Link Search Menu Expand Document

Using lakeFS with Apache Iceberg

To enrich your Iceberg tables with lakeFS capabilities, you can use the lakeFS implementation of the Iceberg catalog. You will then be able to query your Iceberg tables using lakeFS references, such as branches, tags, and commit hashes:

SELECT * FROM catalog.ref.db.table

Setup

Use the following Maven dependency to install the lakeFS custom catalog:

<dependency>
  <groupId>io.lakefs</groupId>
  <artifactId>lakefs-iceberg</artifactId>
  <version>0.1.4</version>
</dependency>

Include the lakefs-iceberg jar in your package list along with Iceberg. For example:

.config("spark.jars.packages", "org.apache.iceberg:iceberg-spark-runtime-3.3_2.12:1.3.0,io.lakefs:lakefs-iceberg:0.1.4")

Configure

Set up the Spark SQL catalog:

.config("spark.sql.catalog.lakefs", "org.apache.iceberg.spark.SparkCatalog") \
.config("spark.sql.catalog.lakefs.catalog-impl", "io.lakefs.iceberg.LakeFSCatalog") \
.config("spark.sql.catalog.lakefs.warehouse", f"lakefs://{repo_name}") \ 
.config("spark.sql.catalog.lakefs.cache-enabled", "false")

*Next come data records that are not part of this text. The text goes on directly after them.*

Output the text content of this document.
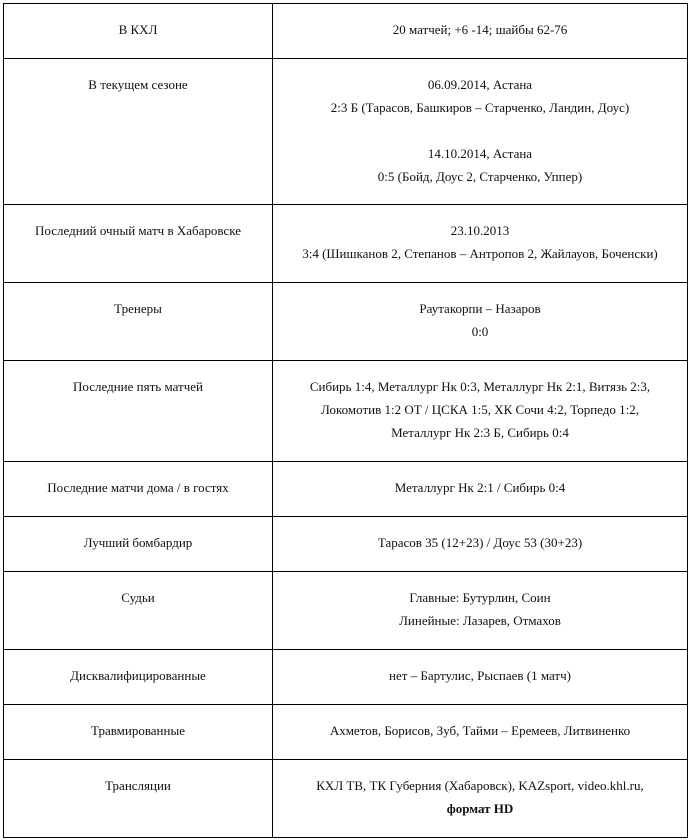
В КХЛ	20 матчей; +6 -14; шайбы 62-76

В текущем сезоне	06.09.2014, Астана
2:3 Б (Тарасов, Башкиров – Старченко, Ландин, Доус)
14.10.2014, Астана
0:5 (Бойд, Доус 2, Старченко, Уппер)

Последний очный матч в Хабаровске	23.10.2013
3:4 (Шишканов 2, Степанов – Антропов 2, Жайлауов, Боченски)

Тренеры	Раутакорпи – Назаров
0:0

Последние пять матчей	Сибирь 1:4, Металлург Нк 0:3, Металлург Нк 2:1, Витязь 2:3,
Локомотив 1:2 ОТ / ЦСКА 1:5, ХК Сочи 4:2, Торпедо 1:2,
Металлург Нк 2:3 Б, Сибирь 0:4

Последние матчи дома / в гостях	Металлург Нк 2:1 / Сибирь 0:4

Лучший бомбардир	Тарасов 35 (12+23) / Доус 53 (30+23)

Судьи	Главные: Бутурлин, Соин
Линейные: Лазарев, Отмахов

Дисквалифицированные	нет – Бартулис, Рыспаев (1 матч)

Травмированные	Ахметов, Борисов, Зуб, Тайми – Еремеев, Литвиненко

Трансляции	КХЛ ТВ, ТК Губерния (Хабаровск), KAZsport, video.khl.ru,
формат HD
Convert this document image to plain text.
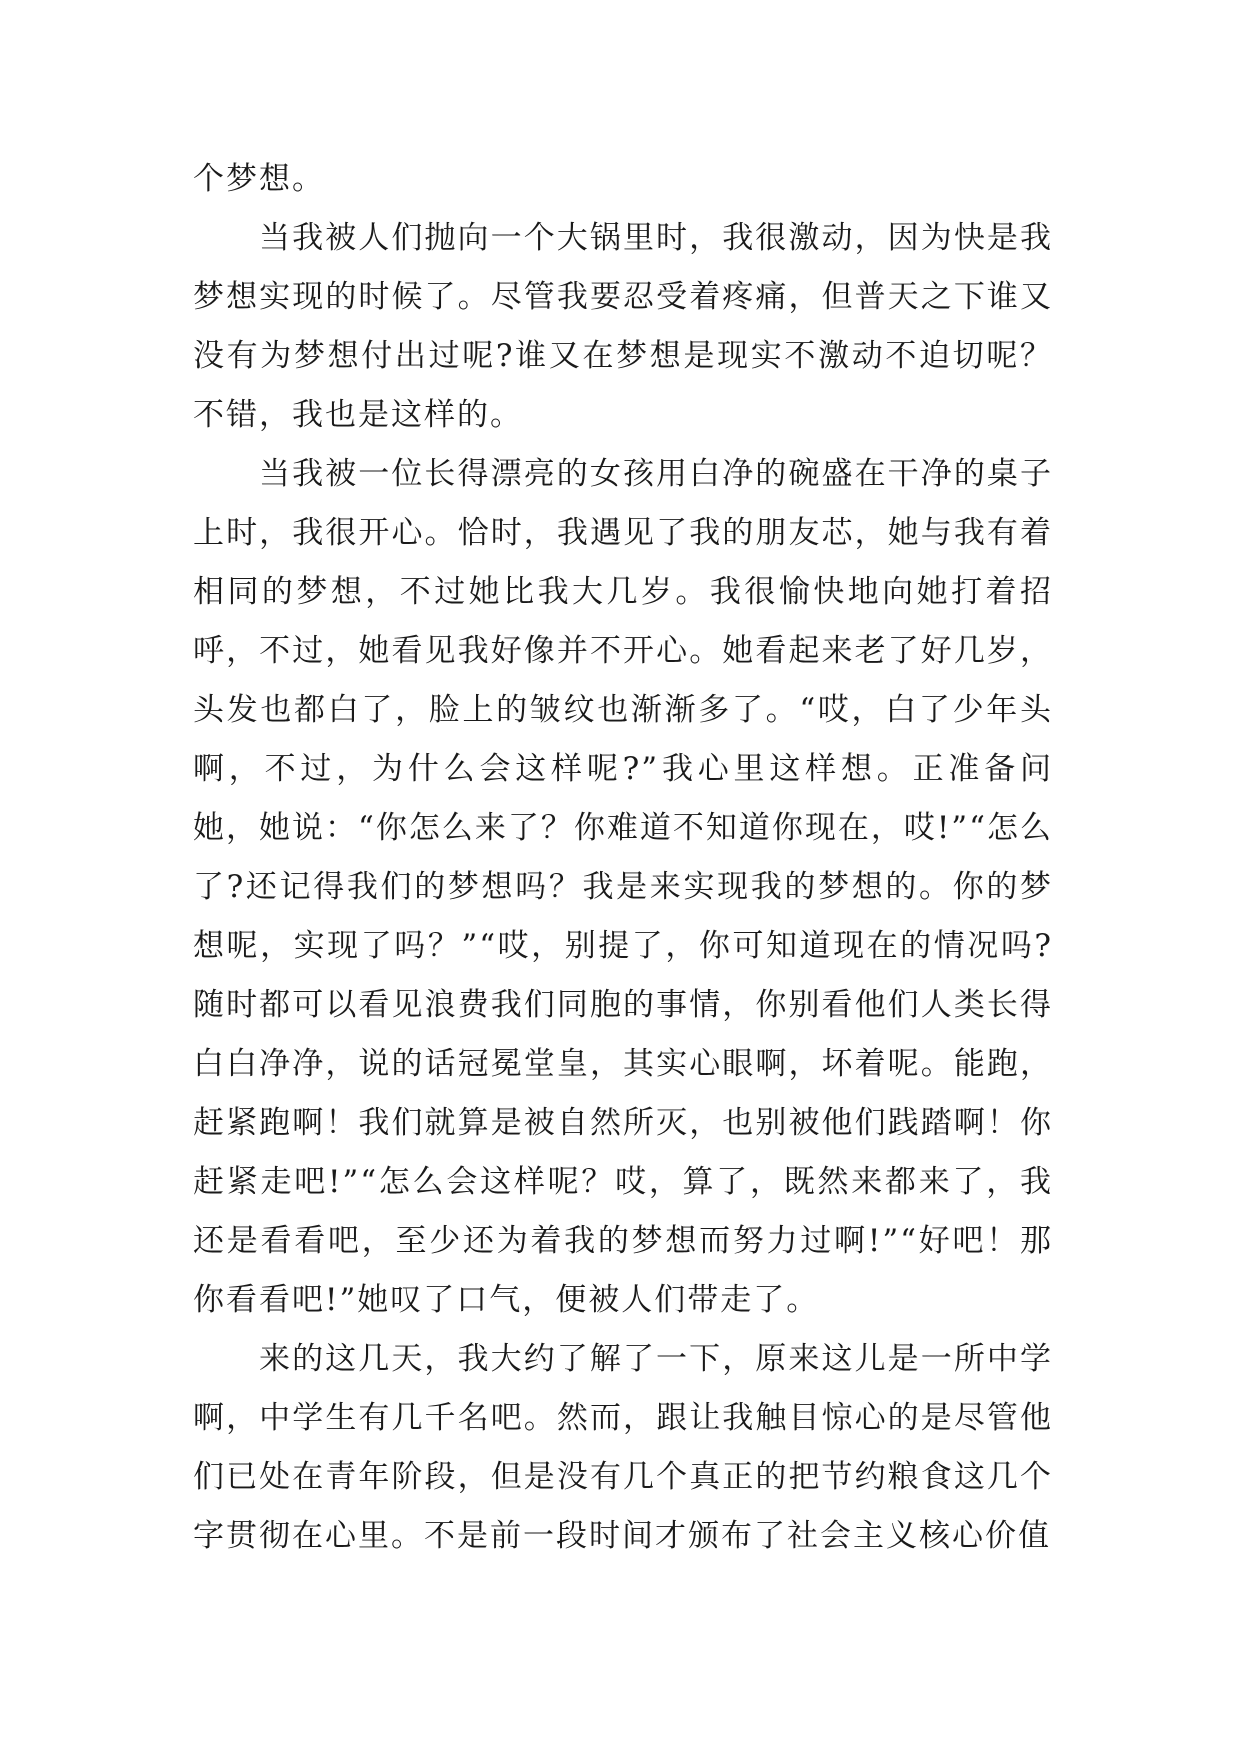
个梦想。

当我被人们抛向一个大锅里时，我很激动，因为快是我梦想实现的时候了。尽管我要忍受着疼痛，但普天之下谁又没有为梦想付出过呢?谁又在梦想是现实不激动不迫切呢？不错，我也是这样的。

当我被一位长得漂亮的女孩用白净的碗盛在干净的桌子上时，我很开心。恰时，我遇见了我的朋友芯，她与我有着相同的梦想，不过她比我大几岁。我很愉快地向她打着招呼，不过，她看见我好像并不开心。她看起来老了好几岁，头发也都白了，脸上的皱纹也渐渐多了。“哎，白了少年头啊，不过，为什么会这样呢?”我心里这样想。正准备问她，她说：“你怎么来了？你难道不知道你现在，哎!”“怎么了?还记得我们的梦想吗？我是来实现我的梦想的。你的梦想呢，实现了吗？”“哎，别提了，你可知道现在的情况吗?随时都可以看见浪费我们同胞的事情，你别看他们人类长得白白净净，说的话冠冕堂皇，其实心眼啊，坏着呢。能跑，赶紧跑啊！我们就算是被自然所灭，也别被他们践踏啊！你赶紧走吧!”“怎么会这样呢？哎，算了，既然来都来了，我还是看看吧，至少还为着我的梦想而努力过啊!”“好吧！那你看看吧!”她叹了口气，便被人们带走了。

来的这几天，我大约了解了一下，原来这儿是一所中学啊，中学生有几千名吧。然而，跟让我触目惊心的是尽管他们已处在青年阶段，但是没有几个真正的把节约粮食这几个字贯彻在心里。不是前一段时间才颁布了社会主义核心价值
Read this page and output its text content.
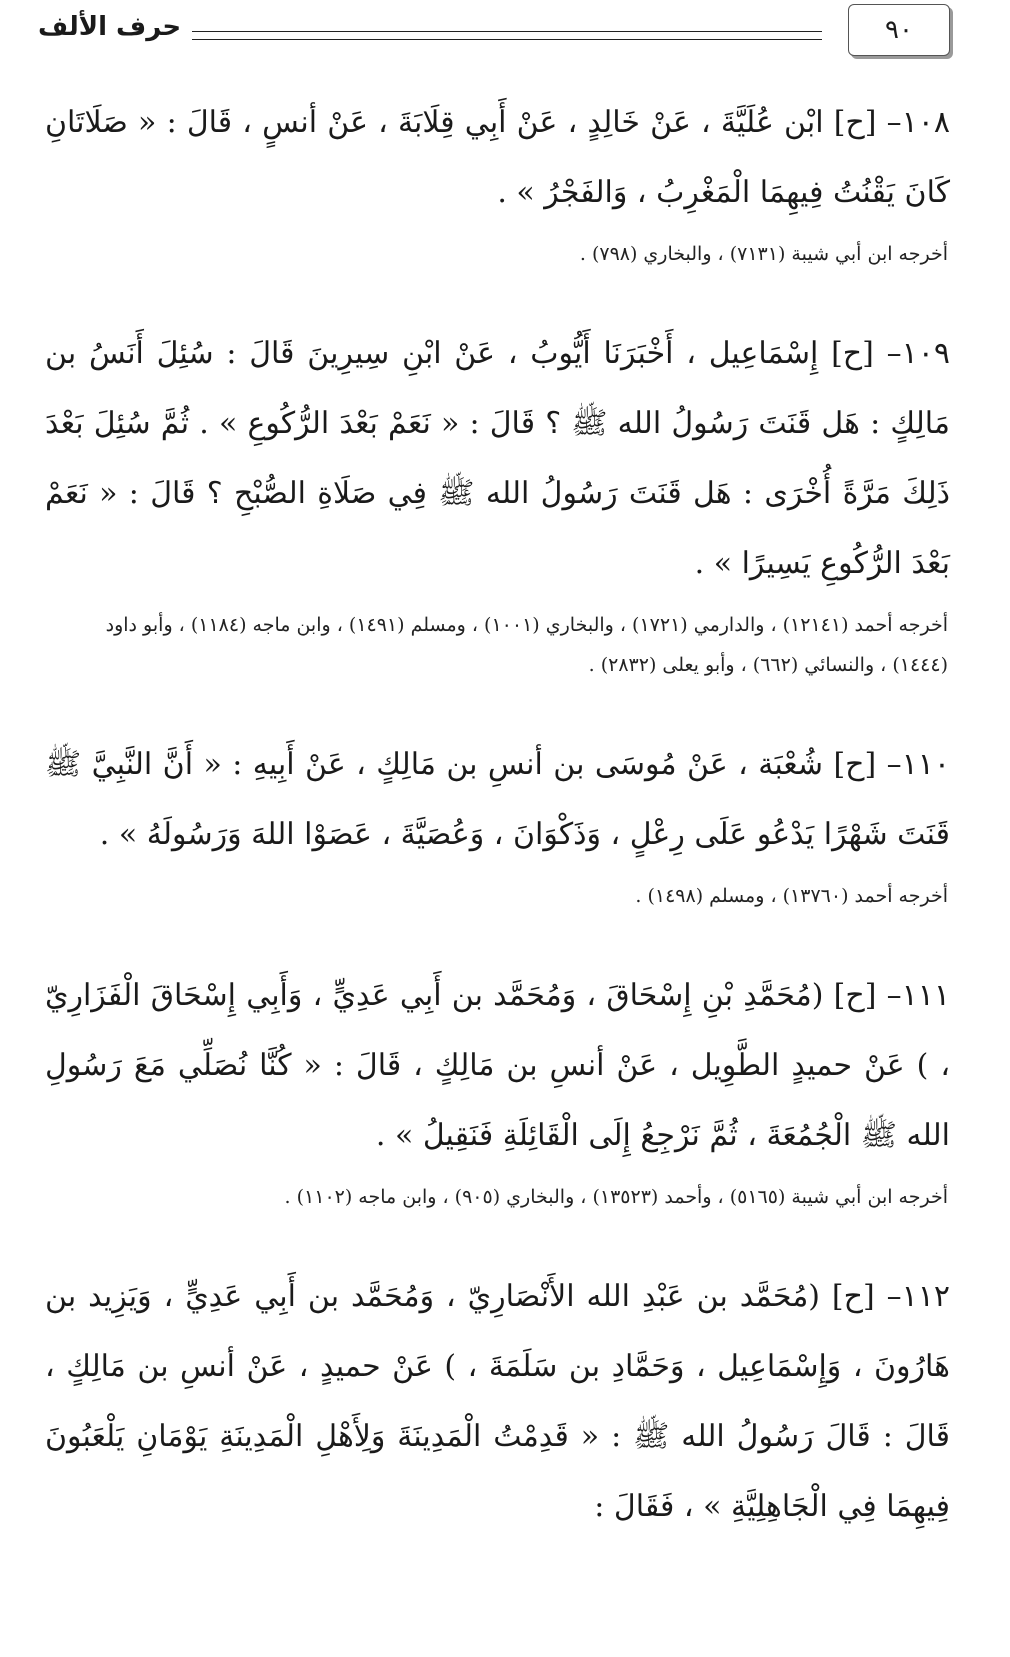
٩٠
حرف الألف

١٠٨– [ح] ابْن عُلَيَّةَ ، عَنْ خَالِدٍ ، عَنْ أَبِي قِلَابَةَ ، عَنْ أنسٍ ، قَالَ : « صَلَاتَانِ كَانَ يَقْنُتُ فِيهِمَا الْمَغْرِبُ ، وَالفَجْرُ » .

أخرجه ابن أبي شيبة (٧١٣١) ، والبخاري (٧٩٨) .

١٠٩– [ح] إِسْمَاعِيل ، أَخْبَرَنَا أَيُّوبُ ، عَنْ ابْنِ سِيرِينَ قَالَ : سُئِلَ أَنَسُ بن مَالِكٍ : هَل قَنَتَ رَسُولُ الله ﷺ ؟ قَالَ : « نَعَمْ بَعْدَ الرُّكُوعِ » . ثُمَّ سُئِلَ بَعْدَ ذَلِكَ مَرَّةً أُخْرَى : هَل قَنَتَ رَسُولُ الله ﷺ فِي صَلَاةِ الصُّبْحِ ؟ قَالَ : « نَعَمْ بَعْدَ الرُّكُوعِ يَسِيرًا » .

أخرجه أحمد (١٢١٤١) ، والدارمي (١٧٢١) ، والبخاري (١٠٠١) ، ومسلم (١٤٩١) ، وابن ماجه (١١٨٤) ، وأبو داود (١٤٤٤) ، والنسائي (٦٦٢) ، وأبو يعلى (٢٨٣٢) .

١١٠– [ح] شُعْبَة ، عَنْ مُوسَى بن أنسِ بن مَالِكٍ ، عَنْ أَبِيهِ : « أَنَّ النَّبِيَّ ﷺ قَنَتَ شَهْرًا يَدْعُو عَلَى رِعْلٍ ، وَذَكْوَانَ ، وَعُصَيَّةَ ، عَصَوْا اللهَ وَرَسُولَهُ » .

أخرجه أحمد (١٣٧٦٠) ، ومسلم (١٤٩٨) .

١١١– [ح] (مُحَمَّدِ بْنِ إِسْحَاقَ ، وَمُحَمَّد بن أَبِي عَدِيٍّ ، وَأَبِي إِسْحَاقَ الْفَزَارِيّ ، ) عَنْ حميدٍ الطَّوِيل ، عَنْ أنسِ بن مَالِكٍ ، قَالَ : « كُنَّا نُصَلِّي مَعَ رَسُولِ الله ﷺ الْجُمُعَةَ ، ثُمَّ نَرْجِعُ إِلَى الْقَائِلَةِ فَنَقِيلُ » .

أخرجه ابن أبي شيبة (٥١٦٥) ، وأحمد (١٣٥٢٣) ، والبخاري (٩٠٥) ، وابن ماجه (١١٠٢) .

١١٢– [ح] (مُحَمَّد بن عَبْدِ الله الأَنْصَارِيّ ، وَمُحَمَّد بن أَبِي عَدِيٍّ ، وَيَزِيد بن هَارُونَ ، وَإِسْمَاعِيل ، وَحَمَّادِ بن سَلَمَةَ ، ) عَنْ حميدٍ ، عَنْ أنسِ بن مَالِكٍ ، قَالَ : قَالَ رَسُولُ الله ﷺ : « قَدِمْتُ الْمَدِينَةَ وَلِأَهْلِ الْمَدِينَةِ يَوْمَانِ يَلْعَبُونَ فِيهِمَا فِي الْجَاهِلِيَّةِ » ، فَقَالَ :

Configure the S3A Hadoop FileSystem with your lakeFS connection details. Note that these are your lakeFS endpoint and credentials, not your S3 ones.

.config("spark.hadoop.fs.s3.impl", "org.apache.hadoop.fs.s3a.S3AFileSystem") \
.config("spark.hadoop.fs.s3a.endpoint", "https://example-org.us-east-1.lakefscloud.io") \
.config("spark.hadoop.fs.s3a.access.key", "AKIAIO5FODNN7EXAMPLE") \
.config("spark.hadoop.fs.s3a.secret.key", "wJalrXUtnFEMI/K3MDENG/bPxRfiCYEXAMPLEKEY") \
.config("spark.hadoop.fs.s3a.path.style.access", "true")
spark-shell --conf spark.sql.catalog.lakefs="org.apache.iceberg.spark.SparkCatalog" \
   --conf spark.sql.catalog.lakefs.catalog-impl="io.lakefs.iceberg.LakeFSCatalog" \
   --conf spark.sql.catalog.lakefs.warehouse="lakefs://example-repo" \
   --conf spark.sql.catalog.lakefs.cache-enabled="false" \
   --conf spark.hadoop.fs.s3.impl="org.apache.hadoop.fs.s3a.S3AFileSystem" \
   --conf spark.hadoop.fs.s3a.endpoint="https://example-org.us-east-1.lakefscloud.io" \
   --conf spark.hadoop.fs.s3a.access.key="AKIAIO5FODNN7EXAMPLE" \
   --conf spark.hadoop.fs.s3a.secret.key="wJalrXUtnFEMI/K3MDENG/bPxRfiCYEXAMPLEKEY" \
   --conf spark.hadoop.fs.s3a.path.style.access="true"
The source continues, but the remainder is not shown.